129. Verdade ou não?
27/04/2021
Inicio este texto com uma questão complexa. Muita coisa advém da realidade e muitas têm origem no mundo interno, projetado feito uma realidade. Nem o saber científico, nem o religioso e outros saberes dão conta do mundo, que depende inclusive do local e do tempo onde o fato ocorreu. Nem por tudo isso devemos inventar ou criar uma realidade falsa, mentirosa, inventada ou projetada. Duas pessoas mentindo sobre um fato podem fazer parecer que ele é verdadeiro, mas isso não é simples e definido pelos envolvidos.
Quero deixar claro que não existe raça superior e verdadeira que se sobressaia a outra e à maioria. Tudo pode ser negro, branco, oriental e, dessa forma, a etnia vai se limitando, como deve ser.
Não existe supremacia racial. É claro que somos diferentes, até nas várias formas de inteligência. A maioria não é inferior, mas assim pode ser considerada. A altura e outros atributos biológicos possuem o valor que quisermos atribuir, e este varia muito. O melhor, o pior, o mais feio, o que apreciamos: tudo depende das nossas escolhas, nem sempre razoáveis. A pessoa branca, negra ou oriental escolhe e é escolhida no âmbito de tantas escolhas razoáveis ou não.
Veja você, leitor, o racional sempre é vitória da razão iluminista e, claro, sempre projetiva. Não podemos decidir nada sem nossas teorias internas e controversas de uma certa estrutura interna, evidentemente individualizada pelo “saber" próprio do nada saber.
E o mundo é assim. Achamos que sabemos e não é possível esse saber significar sabedoria. Nossa verdade nunca é feita dos fatos verdadeiros em um mundo cada vez mais complexo, como o de hoje. A verdade é no máximo religiosa. Se tanto, ela vive e se estrutura em coisas discutíveis, plenas de dúvidas, de conflitos e de acasos.

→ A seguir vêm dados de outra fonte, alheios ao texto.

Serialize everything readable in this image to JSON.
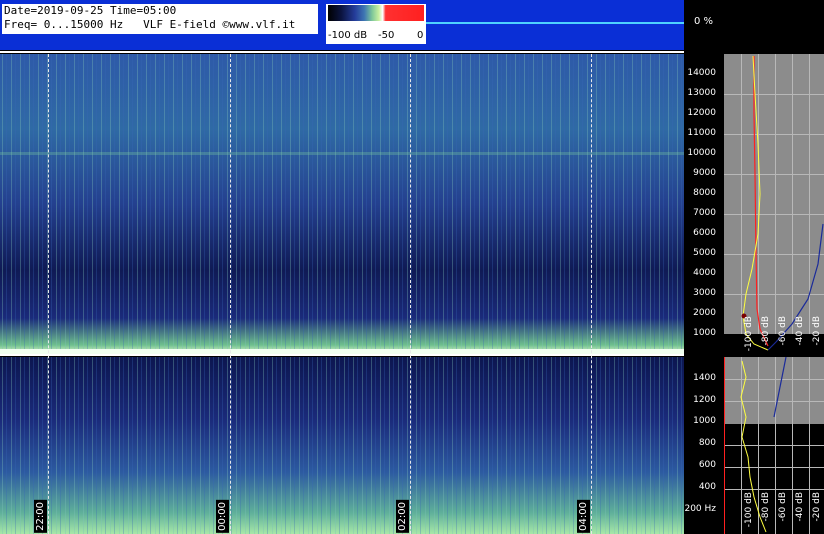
{
  "header": {
    "date_line": "Date=2019-09-25 Time=05:00",
    "freq_line": "Freq= 0...15000 Hz   VLF E-field ©www.vlf.it",
    "percent": "0 %"
  },
  "colorbar": {
    "labels": [
      "-100 dB",
      "-50",
      "0"
    ]
  },
  "time_axis": {
    "labels": [
      "22:00",
      "00:00",
      "02:00",
      "04:00"
    ]
  },
  "freq_axis_top": {
    "ticks": [
      "14000",
      "13000",
      "12000",
      "11000",
      "10000",
      "9000",
      "8000",
      "7000",
      "6000",
      "5000",
      "4000",
      "3000",
      "2000",
      "1000"
    ]
  },
  "freq_axis_bottom": {
    "ticks": [
      "1400",
      "1200",
      "1000",
      "800",
      "600",
      "400",
      "200 Hz"
    ]
  },
  "profile_top": {
    "db_labels": [
      "-100 dB",
      "-80 dB",
      "-60 dB",
      "-40 dB",
      "-20 dB"
    ]
  },
  "profile_bottom": {
    "db_labels": [
      "-100 dB",
      "-80 dB",
      "-60 dB",
      "-40 dB",
      "-20 dB"
    ]
  },
  "colors": {
    "header_bg": "#0a2fd6",
    "profile_yellow": "#ffff40",
    "profile_red": "#ff2020",
    "profile_blue": "#1a2a9a"
  }
}
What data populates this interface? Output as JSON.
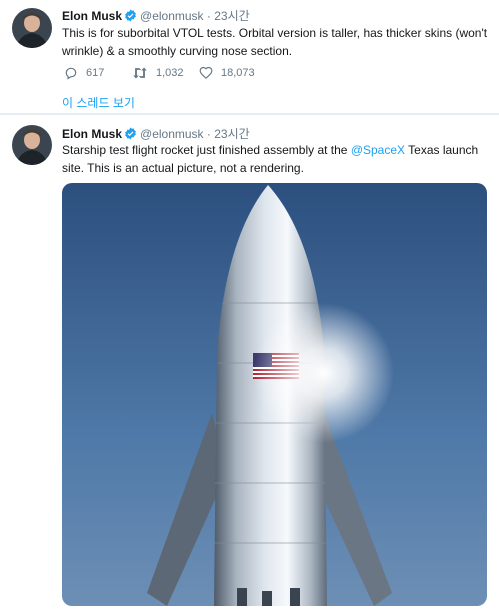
{
  "tweets": [
    {
      "author_name": "Elon Musk",
      "handle": "@elonmusk",
      "separator": "·",
      "time": "23시간",
      "text": "This is for suborbital VTOL tests. Orbital version is taller, has thicker skins (won't wrinkle) & a smoothly curving nose section.",
      "reply_count": "617",
      "retweet_count": "1,032",
      "like_count": "18,073",
      "show_thread": "이 스레드 보기"
    },
    {
      "author_name": "Elon Musk",
      "handle": "@elonmusk",
      "separator": "·",
      "time": "23시간",
      "text_before": "Starship test flight rocket just finished assembly at the ",
      "mention": "@SpaceX",
      "text_after": " Texas launch site. This is an actual picture, not a rendering."
    }
  ],
  "colors": {
    "accent": "#1da1f2",
    "muted": "#657786",
    "text": "#14171a",
    "divider": "#e6ecf0"
  },
  "icons": [
    "verified-badge-icon",
    "reply-icon",
    "retweet-icon",
    "like-icon"
  ]
}
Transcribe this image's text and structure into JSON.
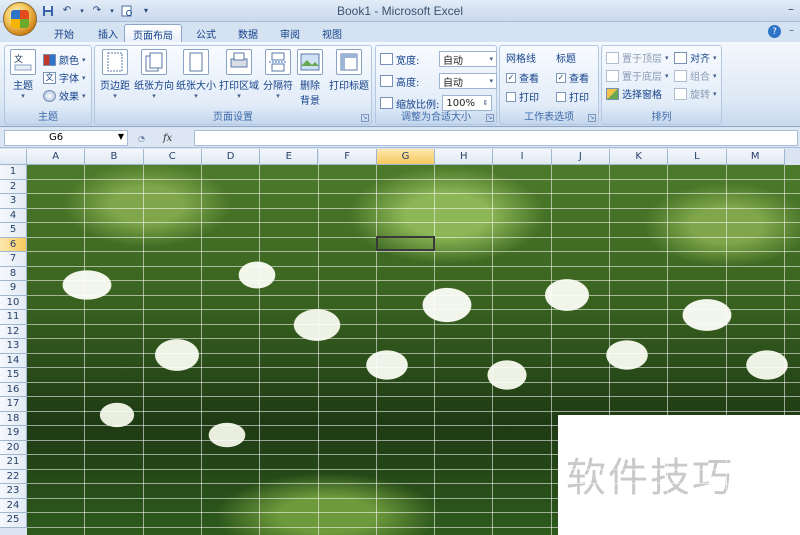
{
  "window": {
    "title": "Book1 - Microsoft Excel"
  },
  "qat": {
    "save_icon": "save-icon",
    "undo_icon": "undo-icon",
    "redo_icon": "redo-icon",
    "print_preview_icon": "print-preview-icon"
  },
  "tabs": [
    {
      "label": "开始"
    },
    {
      "label": "插入"
    },
    {
      "label": "页面布局"
    },
    {
      "label": "公式"
    },
    {
      "label": "数据"
    },
    {
      "label": "审阅"
    },
    {
      "label": "视图"
    }
  ],
  "ribbon": {
    "theme_group": {
      "label": "主题",
      "theme_button": "主题",
      "colors": "颜色",
      "fonts": "字体",
      "effects": "效果"
    },
    "page_setup_group": {
      "label": "页面设置",
      "margins": "页边距",
      "orientation": "纸张方向",
      "size": "纸张大小",
      "print_area": "打印区域",
      "breaks": "分隔符",
      "background_line1": "删除",
      "background_line2": "背景",
      "print_titles": "打印标题"
    },
    "scale_group": {
      "label": "调整为合适大小",
      "width_label": "宽度:",
      "width_value": "自动",
      "height_label": "高度:",
      "height_value": "自动",
      "scale_label": "缩放比例:",
      "scale_value": "100%"
    },
    "sheet_options_group": {
      "label": "工作表选项",
      "gridlines": "网格线",
      "headings": "标题",
      "view": "查看",
      "print": "打印"
    },
    "arrange_group": {
      "label": "排列",
      "bring_front": "置于顶层",
      "send_back": "置于底层",
      "selection_pane": "选择窗格",
      "align": "对齐",
      "group": "组合",
      "rotate": "旋转"
    }
  },
  "formula_bar": {
    "name_box": "G6",
    "fx": "fx",
    "formula": ""
  },
  "columns": [
    "A",
    "B",
    "C",
    "D",
    "E",
    "F",
    "G",
    "H",
    "I",
    "J",
    "K",
    "L",
    "M"
  ],
  "selected_column": "G",
  "rows": [
    "1",
    "2",
    "3",
    "4",
    "5",
    "6",
    "7",
    "8",
    "9",
    "10",
    "11",
    "12",
    "13",
    "14",
    "15",
    "16",
    "17",
    "18",
    "19",
    "20",
    "21",
    "22",
    "23",
    "24",
    "25"
  ],
  "selected_row": "6",
  "watermark": "软件技巧",
  "colors": {
    "accent": "#f8c85c",
    "ribbon_text": "#15428b"
  }
}
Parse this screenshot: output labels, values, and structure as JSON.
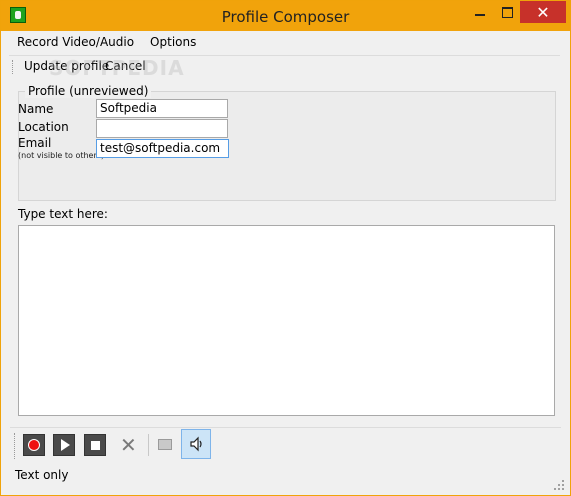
{
  "window": {
    "title": "Profile Composer"
  },
  "menu": {
    "items": [
      "Record Video/Audio",
      "Options"
    ]
  },
  "toolbar": {
    "update_label": "Update profile",
    "cancel_label": "Cancel"
  },
  "watermark": "SOFTPEDIA",
  "profile": {
    "group_label": "Profile (unreviewed)",
    "name_label": "Name",
    "name_value": "Softpedia",
    "location_label": "Location",
    "location_value": "",
    "email_label": "Email",
    "email_note": "(not visible to others)",
    "email_value": "test@softpedia.com"
  },
  "message": {
    "label": "Type text here:",
    "value": ""
  },
  "media": {
    "buttons": [
      "record-icon",
      "play-icon",
      "stop-icon",
      "delete-icon",
      "screen-icon",
      "speaker-icon"
    ]
  },
  "status": {
    "text": "Text only"
  },
  "colors": {
    "titlebar": "#f1a30b",
    "close": "#c7312a",
    "record": "#e11111"
  }
}
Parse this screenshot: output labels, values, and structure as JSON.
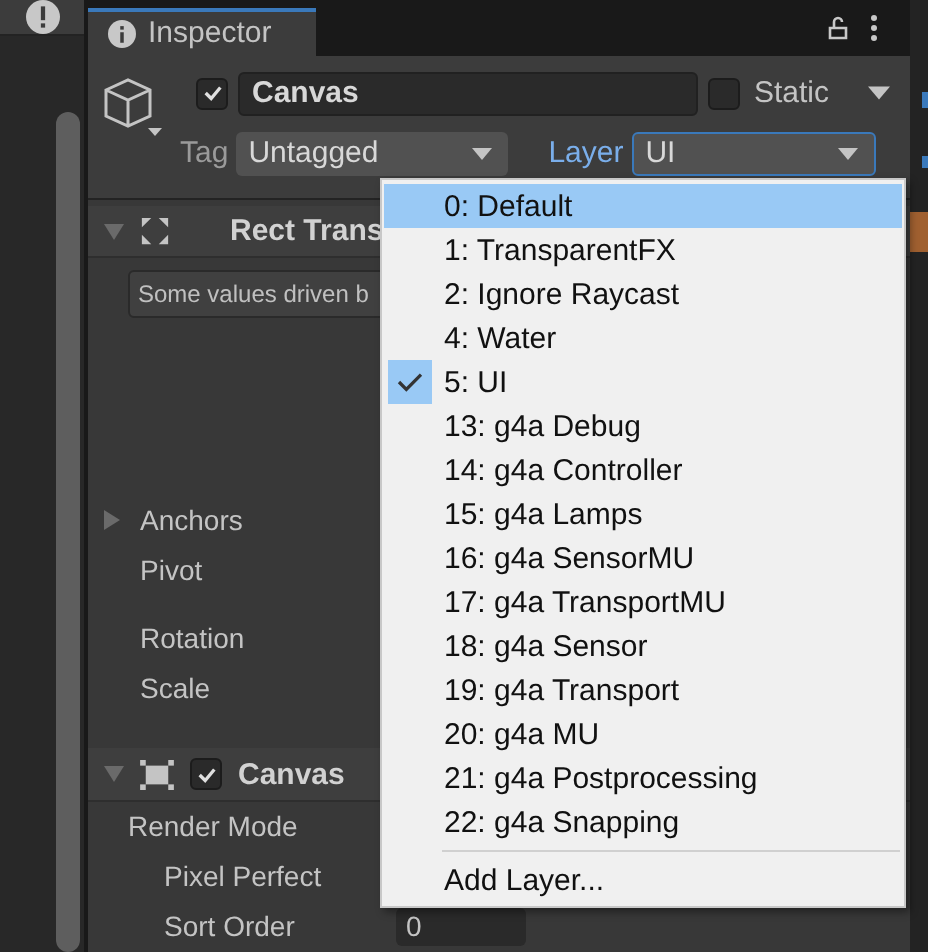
{
  "inspector": {
    "tab": "Inspector",
    "object": {
      "active": true,
      "name": "Canvas",
      "static": false,
      "static_label": "Static",
      "tag_label": "Tag",
      "tag": "Untagged",
      "layer_label": "Layer",
      "layer": "UI"
    },
    "rect_transform": {
      "title": "Rect Trans",
      "expanded": true,
      "info": "Some values driven b",
      "fields": [
        "Anchors",
        "Pivot",
        "Rotation",
        "Scale"
      ]
    },
    "canvas": {
      "title": "Canvas",
      "expanded": true,
      "enabled": true,
      "fields": [
        {
          "label": "Render Mode",
          "indented": false
        },
        {
          "label": "Pixel Perfect",
          "indented": true
        },
        {
          "label": "Sort Order",
          "indented": true,
          "value": "0"
        }
      ]
    }
  },
  "layer_menu": {
    "items": [
      {
        "label": "0: Default",
        "checked": false,
        "highlighted": true
      },
      {
        "label": "1: TransparentFX",
        "checked": false,
        "highlighted": false
      },
      {
        "label": "2: Ignore Raycast",
        "checked": false,
        "highlighted": false
      },
      {
        "label": "4: Water",
        "checked": false,
        "highlighted": false
      },
      {
        "label": "5: UI",
        "checked": true,
        "highlighted": false
      },
      {
        "label": "13: g4a Debug",
        "checked": false,
        "highlighted": false
      },
      {
        "label": "14: g4a Controller",
        "checked": false,
        "highlighted": false
      },
      {
        "label": "15: g4a Lamps",
        "checked": false,
        "highlighted": false
      },
      {
        "label": "16: g4a SensorMU",
        "checked": false,
        "highlighted": false
      },
      {
        "label": "17: g4a TransportMU",
        "checked": false,
        "highlighted": false
      },
      {
        "label": "18: g4a Sensor",
        "checked": false,
        "highlighted": false
      },
      {
        "label": "19: g4a Transport",
        "checked": false,
        "highlighted": false
      },
      {
        "label": "20: g4a MU",
        "checked": false,
        "highlighted": false
      },
      {
        "label": "21: g4a Postprocessing",
        "checked": false,
        "highlighted": false
      },
      {
        "label": "22: g4a Snapping",
        "checked": false,
        "highlighted": false
      }
    ],
    "action": "Add Layer..."
  }
}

Qualquer sistema ideológico é um conjunto de ideias, de associações, de textos. Só pode ter significação e subsistir se estiver ancorado, aparado, em práticas sociais concretas, não apenas em regras e fantasias próprias da civilização humana. O mesmo devemos refletir sobre sexo, orientações especiais e até sobre democracia ou meritocracia. Os valores humanos fogem e não dependem só de seus indivíduos constituídos. Compromisso político, social, econômico e tantas outras influências costumam estabelecer o proibido e o acerto na sociedade. Muita coisa merece novas reflexões, nunca definitivas ou corretas. As ilusões e os preconceitos caminham junto de nós, com muita força e sutilmente até. Acredito que a história seria escrita novamente sem grandes alterações nesse complexo e injusto mundo novo.
O neocapitalismo e as doutrinas alicerçadas na exploração do trabalho dos outros estão no poder excessivo de autoridade, sempre mesclada com o viés científico de filósofos e pessoas intelectualizadas que cumprem esse terrível colonialismo, racismo, apartheid e tantas outras ideias que alimentam as diferenças entre os homens. Mentiras são reveladas como nosso saber peculiar às estruturas sociais falsas. São muitas as sombras que encobrem e disfarçam as desigualdades sociais e injustas.
Quero expressar algumas reflexões breves acerca de um terrível crime ocorrido nesses dias, em nosso já tão sofrido país. O menino Henry, de apenas quatro anos, sofreu lesões múltiplas no fígado, no joelho e no cérebro. Num total de 23 agressões, sofreu violência múltipla e foi a óbito. Não pretendo e nem posso julgar qualquer pessoa capaz de exercer tal massacre, apenas lamentar que isso possa acontecer.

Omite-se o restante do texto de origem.